Politik

Italien erhöht Druck auf NGO-Transporte von Migranten

Italien macht bei der EU Druck wegen der NGO-Schiffe mit Migranten. Die NGOs warnen vor drastischen Folgen.
03.07.2017 01:09
Lesezeit: 2 min

+++Werbung+++

Inhalt wird nicht angezeigt, da Sie keine externen Cookies akzeptiert haben. Ändern..

Joris Fioriti und Ella Ide von der AFP berichten:  

Italien hat von seinen EU-Partnern mehr Unterstützung bei der Aufnahme von Flüchtlingen aus dem Mittelmeer gefordert. Italiens Innenminister Marco Minniti sagte vor einem Treffen mit seinen Kollegen aus Frankreich und Deutschland am Sonntagabend, Schiffe mit geretteten Flüchtlingen sollten künftig auch Häfen in anderen EU-Ländern ansteuern. Aus dem Umfeld des französischen Innenministers Gérard Collomb gab es bei dem Treffen eine "Einigung in mehreren Punkten".

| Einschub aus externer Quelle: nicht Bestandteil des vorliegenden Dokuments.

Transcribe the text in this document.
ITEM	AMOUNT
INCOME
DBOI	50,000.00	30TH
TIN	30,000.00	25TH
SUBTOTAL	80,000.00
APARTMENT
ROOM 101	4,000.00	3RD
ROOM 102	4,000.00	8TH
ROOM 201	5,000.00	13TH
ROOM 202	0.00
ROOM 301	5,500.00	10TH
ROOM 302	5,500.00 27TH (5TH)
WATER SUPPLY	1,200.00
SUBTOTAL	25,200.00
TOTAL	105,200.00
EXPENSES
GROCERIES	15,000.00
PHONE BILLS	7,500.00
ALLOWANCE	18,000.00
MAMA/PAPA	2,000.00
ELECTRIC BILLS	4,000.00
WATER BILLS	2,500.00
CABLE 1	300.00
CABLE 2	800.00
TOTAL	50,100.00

In Italien sind seit Jahresbeginn nach UN-Angaben fast 20 Prozent mehr Flüchtlinge angekommen als im Vorjahreszeitraum. Die Vereinten Nationen gehen davon aus, dass seit Jahresbeginn mehr als 83.000 Bootsflüchtlinge in Italien eintrafen.

Minniti traf sich deshalb am Sonntagabend mit Bundesinnenminister Thomas de Maizière (CDU) und dem französischen Ressortchef Gérard Collomb in Paris zu einem Arbeitsessen, um über ein gemeinsames Vorgehen zur Unterstützung Italiens in der Flüchtlingskrise zu beraten. Auch EU-Flüchtlingskommissar Dimitris Avramopoulous nahm an dem Treffen teil.

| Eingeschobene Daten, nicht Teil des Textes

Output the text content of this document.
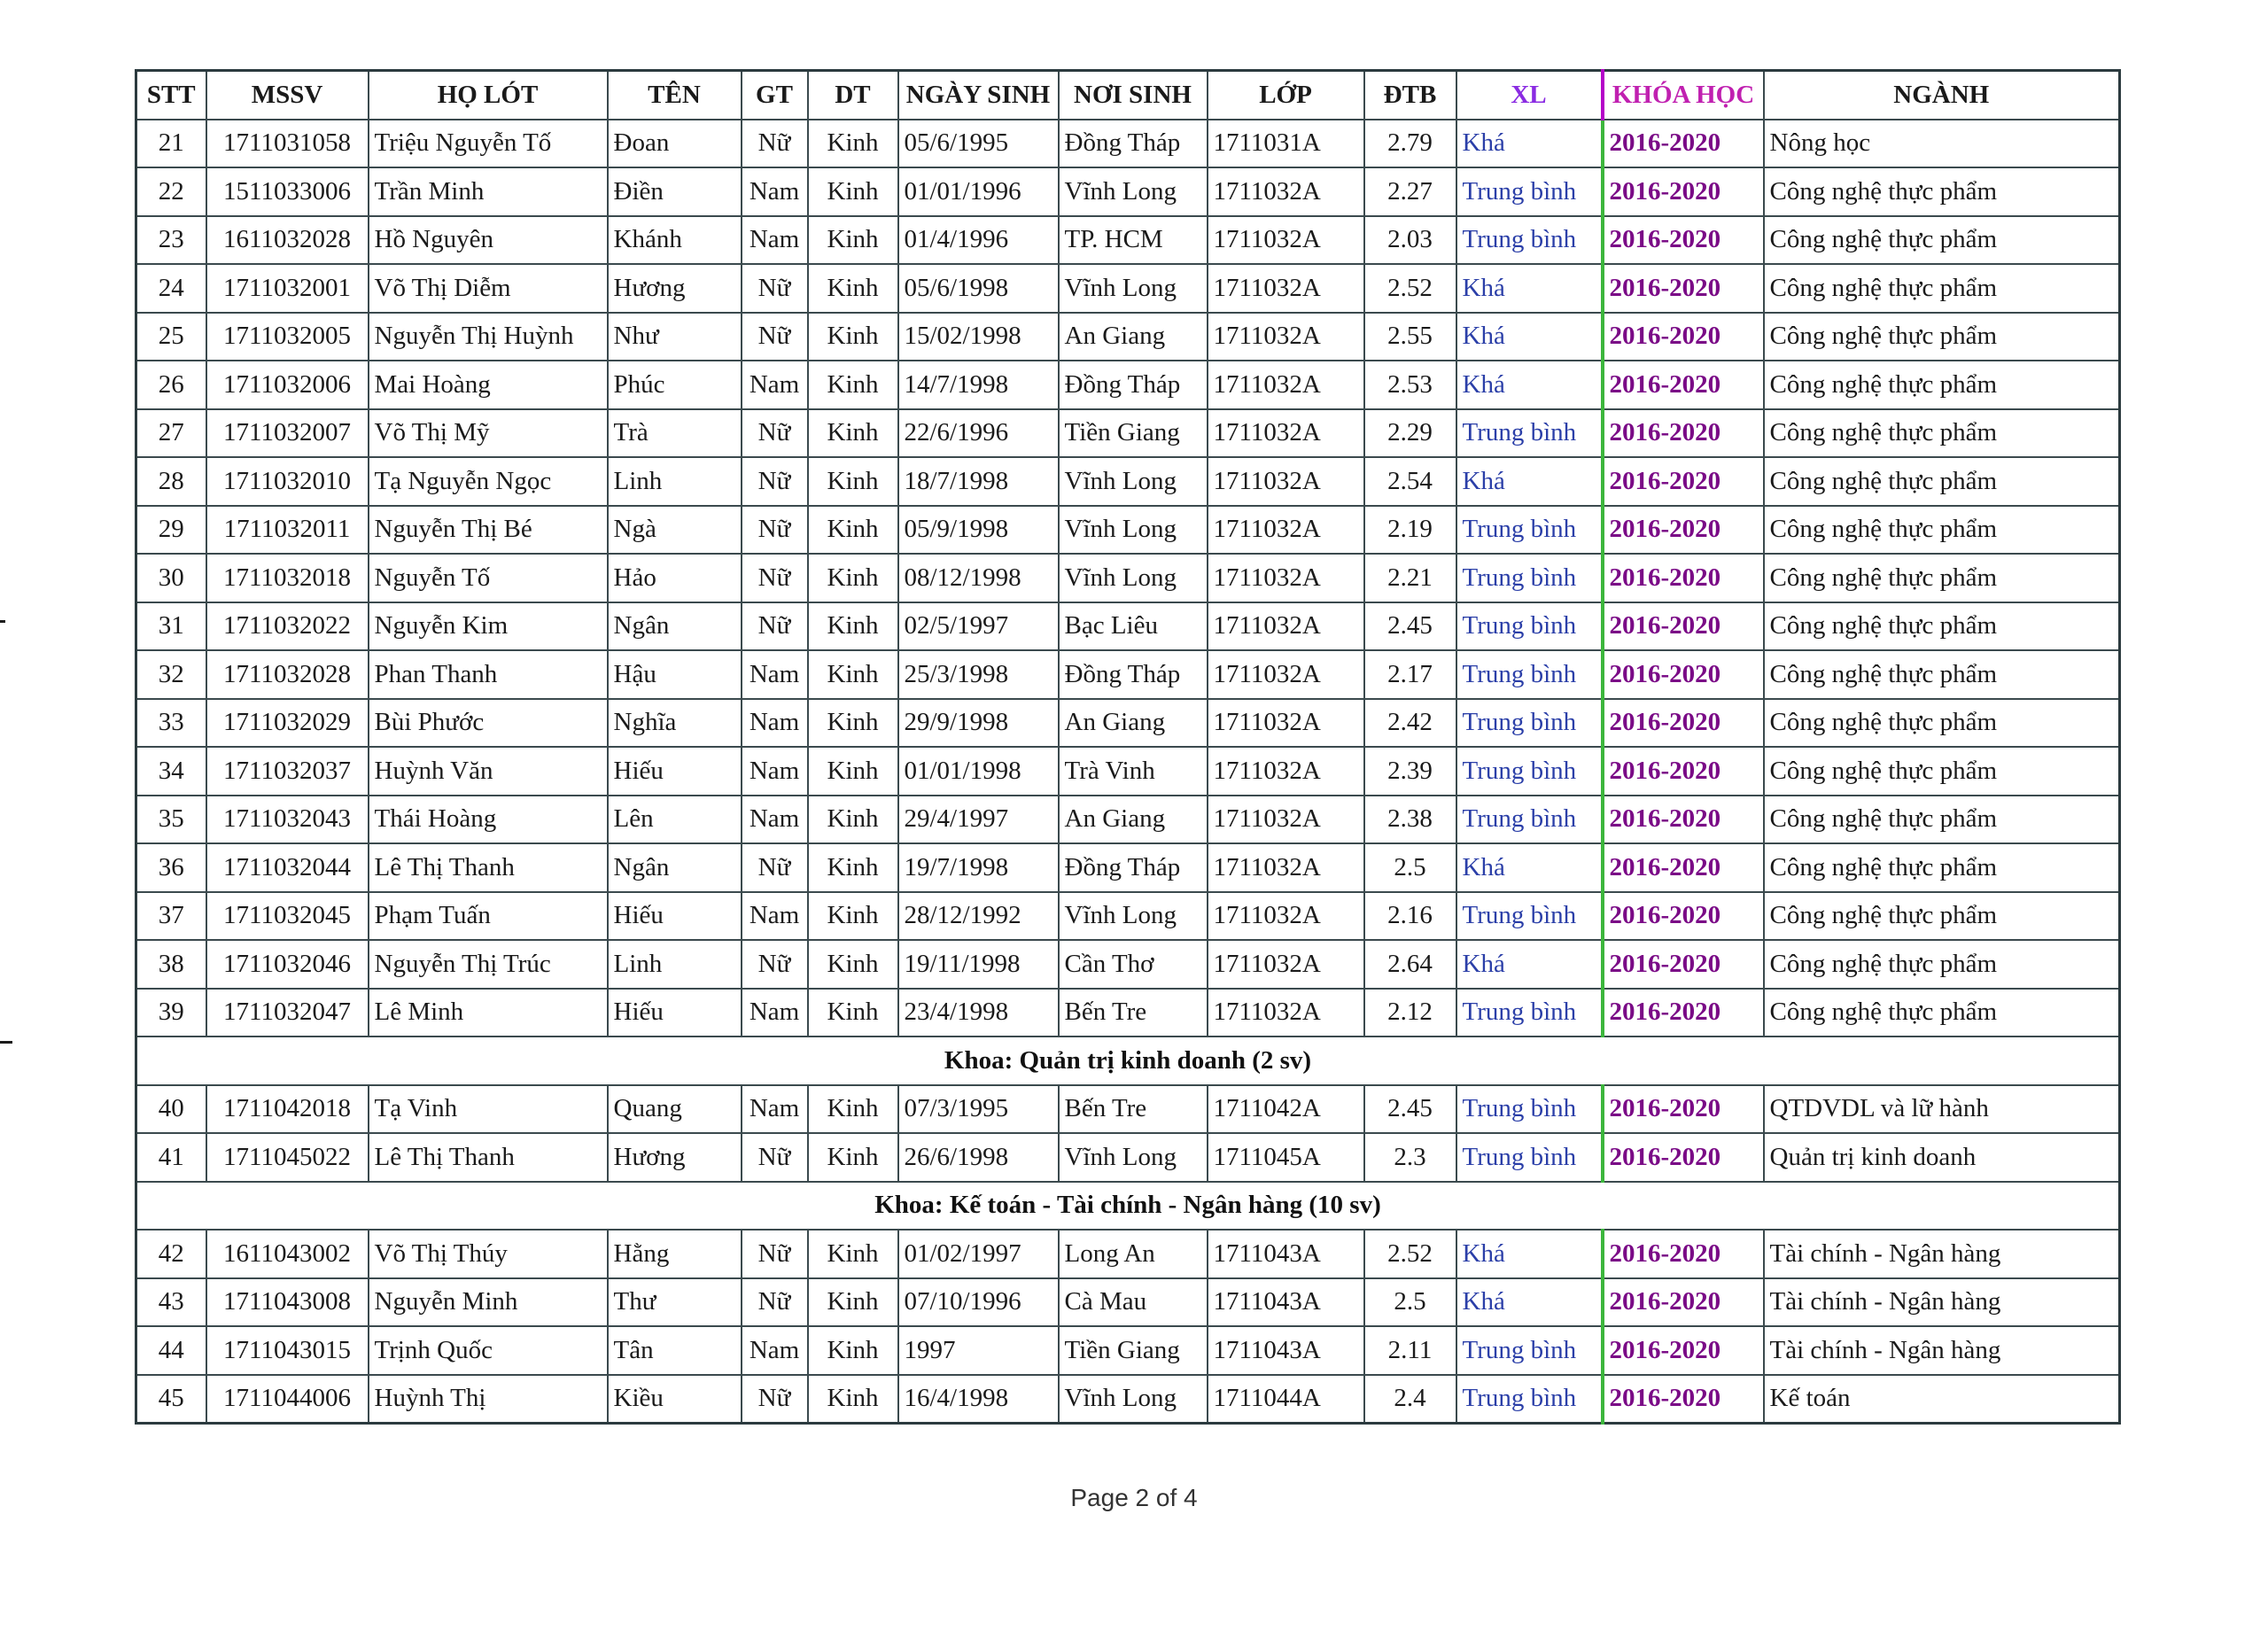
STT	MSSV	HỌ LÓT	TÊN	GT	DT	NGÀY SINH	NƠI SINH	LỚP	ĐTB	XL	KHÓA HỌC	NGÀNH
21	1711031058	Triệu Nguyễn Tố	Đoan	Nữ	Kinh	05/6/1995	Đồng Tháp	1711031A	2.79	Khá	2016-2020	Nông học
22	1511033006	Trần Minh	Điền	Nam	Kinh	01/01/1996	Vĩnh Long	1711032A	2.27	Trung bình	2016-2020	Công nghệ thực phẩm
23	1611032028	Hồ Nguyên	Khánh	Nam	Kinh	01/4/1996	TP. HCM	1711032A	2.03	Trung bình	2016-2020	Công nghệ thực phẩm
24	1711032001	Võ Thị Diễm	Hương	Nữ	Kinh	05/6/1998	Vĩnh Long	1711032A	2.52	Khá	2016-2020	Công nghệ thực phẩm
25	1711032005	Nguyễn Thị Huỳnh	Như	Nữ	Kinh	15/02/1998	An Giang	1711032A	2.55	Khá	2016-2020	Công nghệ thực phẩm
26	1711032006	Mai Hoàng	Phúc	Nam	Kinh	14/7/1998	Đồng Tháp	1711032A	2.53	Khá	2016-2020	Công nghệ thực phẩm
27	1711032007	Võ Thị Mỹ	Trà	Nữ	Kinh	22/6/1996	Tiền Giang	1711032A	2.29	Trung bình	2016-2020	Công nghệ thực phẩm
28	1711032010	Tạ Nguyễn Ngọc	Linh	Nữ	Kinh	18/7/1998	Vĩnh Long	1711032A	2.54	Khá	2016-2020	Công nghệ thực phẩm
29	1711032011	Nguyễn Thị Bé	Ngà	Nữ	Kinh	05/9/1998	Vĩnh Long	1711032A	2.19	Trung bình	2016-2020	Công nghệ thực phẩm
30	1711032018	Nguyễn Tố	Hảo	Nữ	Kinh	08/12/1998	Vĩnh Long	1711032A	2.21	Trung bình	2016-2020	Công nghệ thực phẩm
31	1711032022	Nguyễn Kim	Ngân	Nữ	Kinh	02/5/1997	Bạc Liêu	1711032A	2.45	Trung bình	2016-2020	Công nghệ thực phẩm
32	1711032028	Phan Thanh	Hậu	Nam	Kinh	25/3/1998	Đồng Tháp	1711032A	2.17	Trung bình	2016-2020	Công nghệ thực phẩm
33	1711032029	Bùi Phước	Nghĩa	Nam	Kinh	29/9/1998	An Giang	1711032A	2.42	Trung bình	2016-2020	Công nghệ thực phẩm
34	1711032037	Huỳnh Văn	Hiếu	Nam	Kinh	01/01/1998	Trà Vinh	1711032A	2.39	Trung bình	2016-2020	Công nghệ thực phẩm
35	1711032043	Thái Hoàng	Lên	Nam	Kinh	29/4/1997	An Giang	1711032A	2.38	Trung bình	2016-2020	Công nghệ thực phẩm
36	1711032044	Lê Thị Thanh	Ngân	Nữ	Kinh	19/7/1998	Đồng Tháp	1711032A	2.5	Khá	2016-2020	Công nghệ thực phẩm
37	1711032045	Phạm Tuấn	Hiếu	Nam	Kinh	28/12/1992	Vĩnh Long	1711032A	2.16	Trung bình	2016-2020	Công nghệ thực phẩm
38	1711032046	Nguyễn Thị Trúc	Linh	Nữ	Kinh	19/11/1998	Cần Thơ	1711032A	2.64	Khá	2016-2020	Công nghệ thực phẩm
39	1711032047	Lê Minh	Hiếu	Nam	Kinh	23/4/1998	Bến Tre	1711032A	2.12	Trung bình	2016-2020	Công nghệ thực phẩm
Khoa: Quản trị kinh doanh (2 sv)												
40	1711042018	Tạ Vinh	Quang	Nam	Kinh	07/3/1995	Bến Tre	1711042A	2.45	Trung bình	2016-2020	QTDVDL và lữ hành
41	1711045022	Lê Thị Thanh	Hương	Nữ	Kinh	26/6/1998	Vĩnh Long	1711045A	2.3	Trung bình	2016-2020	Quản trị kinh doanh
Khoa: Kế toán - Tài chính - Ngân hàng (10 sv)												
42	1611043002	Võ Thị Thúy	Hằng	Nữ	Kinh	01/02/1997	Long An	1711043A	2.52	Khá	2016-2020	Tài chính - Ngân hàng
43	1711043008	Nguyễn Minh	Thư	Nữ	Kinh	07/10/1996	Cà Mau	1711043A	2.5	Khá	2016-2020	Tài chính - Ngân hàng
44	1711043015	Trịnh Quốc	Tân	Nam	Kinh	1997	Tiền Giang	1711043A	2.11	Trung bình	2016-2020	Tài chính - Ngân hàng
45	1711044006	Huỳnh Thị	Kiều	Nữ	Kinh	16/4/1998	Vĩnh Long	1711044A	2.4	Trung bình	2016-2020	Kế toán
Page 2 of 4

Nach zweieinhalb Stunden verließen die Gäste das französische Innenministeriums, wie ein Journalist der Nachrichtenagentur AFP berichtete. Ein Mitglied der italienischen Delegation sagte, die Gespräche seien "absolut gut" verlaufen und "die italienischen Vorschläge" diskutiert worden. Details wollte das Delegationsmitglied nicht nennen.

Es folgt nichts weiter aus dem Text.